Wer weiß, irgendwann wird es sicher einen Pay-TV-Sender geben, der ein entsprechendes Format anbietet. Falls ich etwas erfahre, werde ich das hier kundtun. ;)

12.02.12

Gian

Als Mann würde ich das gerne real erleben. Super Geschichte. Gerne weiter so. Freue mich auf die Fortsetzung!

LynoXes:

Vielleicht wird es irgendwann mal ein Casino dieser Art geben und Du kannst dich dann als Kandidat bewerben. :)

11.01.12

Grufty

Tolle Geschichte gute Ideen. Einfach Geil!

LynoXes:

Vielen Dank für das Lob. ;)

23.02.11

Chiemgauer

Das war jetzt eher eine "Geschäftsidee" für das reale Leben. Aber du darfst jederzeit eine Geschichte daraus machen! ;-)

Lügendetektorprogramme auf Sprachanalyse sind erschreckend zuverlässig!

21.06.09

Chiemgauer

Eine abgeschiedene Örtlichkeit. Hartz IV-Empfänger. Einen Lügendetektor bzw. Lügendetektorprogramm für den PC. Zahlungswillige/fähige Vojeure.
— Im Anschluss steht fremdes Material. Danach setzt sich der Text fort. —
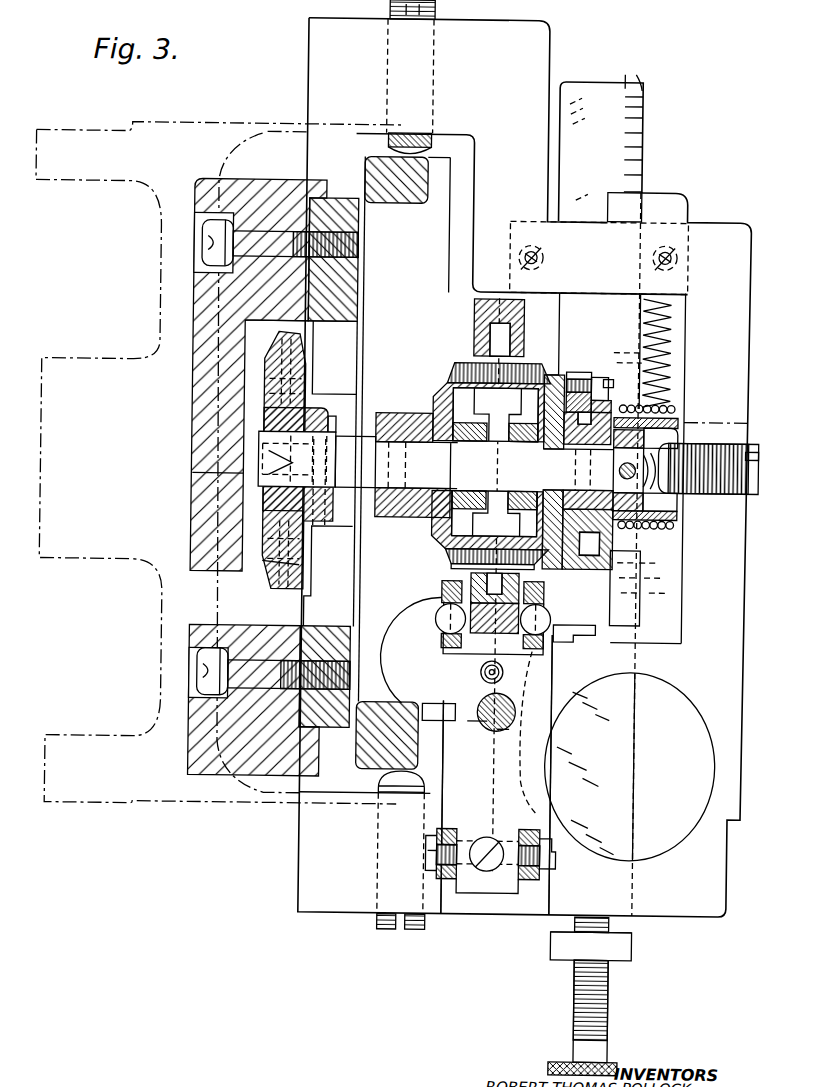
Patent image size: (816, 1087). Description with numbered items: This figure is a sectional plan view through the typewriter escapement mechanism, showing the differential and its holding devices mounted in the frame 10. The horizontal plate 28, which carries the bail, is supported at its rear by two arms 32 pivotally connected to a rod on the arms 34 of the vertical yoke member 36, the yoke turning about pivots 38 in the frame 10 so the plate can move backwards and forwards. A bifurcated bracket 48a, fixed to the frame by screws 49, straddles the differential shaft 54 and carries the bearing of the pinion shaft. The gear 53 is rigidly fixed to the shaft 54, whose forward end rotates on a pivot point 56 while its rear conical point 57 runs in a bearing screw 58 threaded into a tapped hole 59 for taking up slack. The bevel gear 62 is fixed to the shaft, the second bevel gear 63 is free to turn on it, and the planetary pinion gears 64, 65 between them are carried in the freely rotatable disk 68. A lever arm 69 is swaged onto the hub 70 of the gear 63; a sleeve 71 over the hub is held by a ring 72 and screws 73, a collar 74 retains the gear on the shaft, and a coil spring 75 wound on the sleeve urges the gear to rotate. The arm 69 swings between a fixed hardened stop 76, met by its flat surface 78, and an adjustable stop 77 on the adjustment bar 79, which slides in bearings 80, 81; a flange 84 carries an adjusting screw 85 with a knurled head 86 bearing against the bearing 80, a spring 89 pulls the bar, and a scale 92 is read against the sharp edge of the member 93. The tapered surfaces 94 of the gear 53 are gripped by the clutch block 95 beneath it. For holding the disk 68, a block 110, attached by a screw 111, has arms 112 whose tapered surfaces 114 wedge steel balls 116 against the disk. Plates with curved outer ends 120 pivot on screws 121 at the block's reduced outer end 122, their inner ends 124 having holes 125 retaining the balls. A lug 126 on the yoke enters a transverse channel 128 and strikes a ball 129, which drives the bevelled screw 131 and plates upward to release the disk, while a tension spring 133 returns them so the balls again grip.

The frame 10 is at (200, 754).
The plate 28 is at (80, 360).
The arms 32 is at (283, 124).
The arms 34 is at (403, 194).
The yoke member 36 is at (438, 226).
The pivots 38 is at (377, 148).
The bifurcated bracket 48a is at (338, 303).
The screws 49 is at (203, 253).
The gear 53 is at (263, 547).
The shaft 54 is at (388, 433).
The pivot point 56 is at (247, 462).
The conical point 57 is at (645, 498).
The bearing screw 58 is at (707, 443).
The tapped hole 59 is at (742, 492).
The bevel gear 62 is at (435, 385).
The second bevel gear 63 is at (555, 372).
The planetary pinion gear 64 is at (462, 370).
The planetary pinion gear 65 is at (448, 556).
The disk 68 is at (490, 300).
The lever arm 69 is at (583, 372).
The hub 70 is at (605, 540).
The sleeve 71 is at (610, 388).
The ring 72 is at (590, 382).
The screws 73 is at (612, 352).
The collar 74 is at (641, 528).
The coil spring 75 is at (660, 405).
The stop 76 is at (585, 633).
The stop 77 is at (578, 370).
The flat surface 78 is at (586, 604).
The adjustment bar 79 is at (645, 142).
The bearing 80 is at (615, 927).
The bearing 81 is at (630, 248).
The flange 84 is at (622, 958).
The adjusting screw 85 is at (581, 1014).
The knurled head 86 is at (552, 1070).
The spring 89 is at (660, 332).
The scale 92 is at (627, 71).
The member 93 is at (640, 192).
The surfaces 94 is at (268, 587).
The block 95 is at (250, 407).
The block 110 is at (497, 774).
The screw 111 is at (490, 870).
The arms 112 is at (413, 602).
The tapered surfaces 114 is at (440, 600).
The steel balls 116 is at (453, 612).
The outer ends 120 is at (527, 878).
The pivot screws 121 is at (558, 870).
The outer end 122 is at (468, 883).
The inner ends 124 is at (443, 588).
The holes 125 is at (528, 640).
The lug 126 is at (447, 703).
The transverse channel 128 is at (520, 712).
The ball 129 is at (478, 725).
The screw 131 is at (508, 735).
The tension spring 133 is at (473, 674).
Fertig ist das "High Risk Casino 3"

LynoXes:

Für "High Risk Casino 3", sofern es irgendwann geschrieben wird, hatte ich da eigentlich schon wieder andere Vorstellungen. Frage ist nur, ob die neue Idee dann schon wieder soweit von der HRC-Vorlage entfernt ist, dass die Geschichte dann einen ganz anderen Titel bekommen sollte.

30.05.09

Chiemgauer

Ein "High Risk Casino" wäre ein interessante Geschäftsidee.

Was würden verzweifelte Paare und Einzelpersonen wie Hartz IV - Empfänger alles mitmachen - für Geld?

Die Beträge in der Geschichte erscheinen mir utopisch hoch. Deshalb punktabzug von mir.

Ich glaube - mehrere Personen zu kennen - die bei zugesicherter Anonymität - soetwas mitmachen würden!

Und ich wär bereit Eintritt zunzahlen!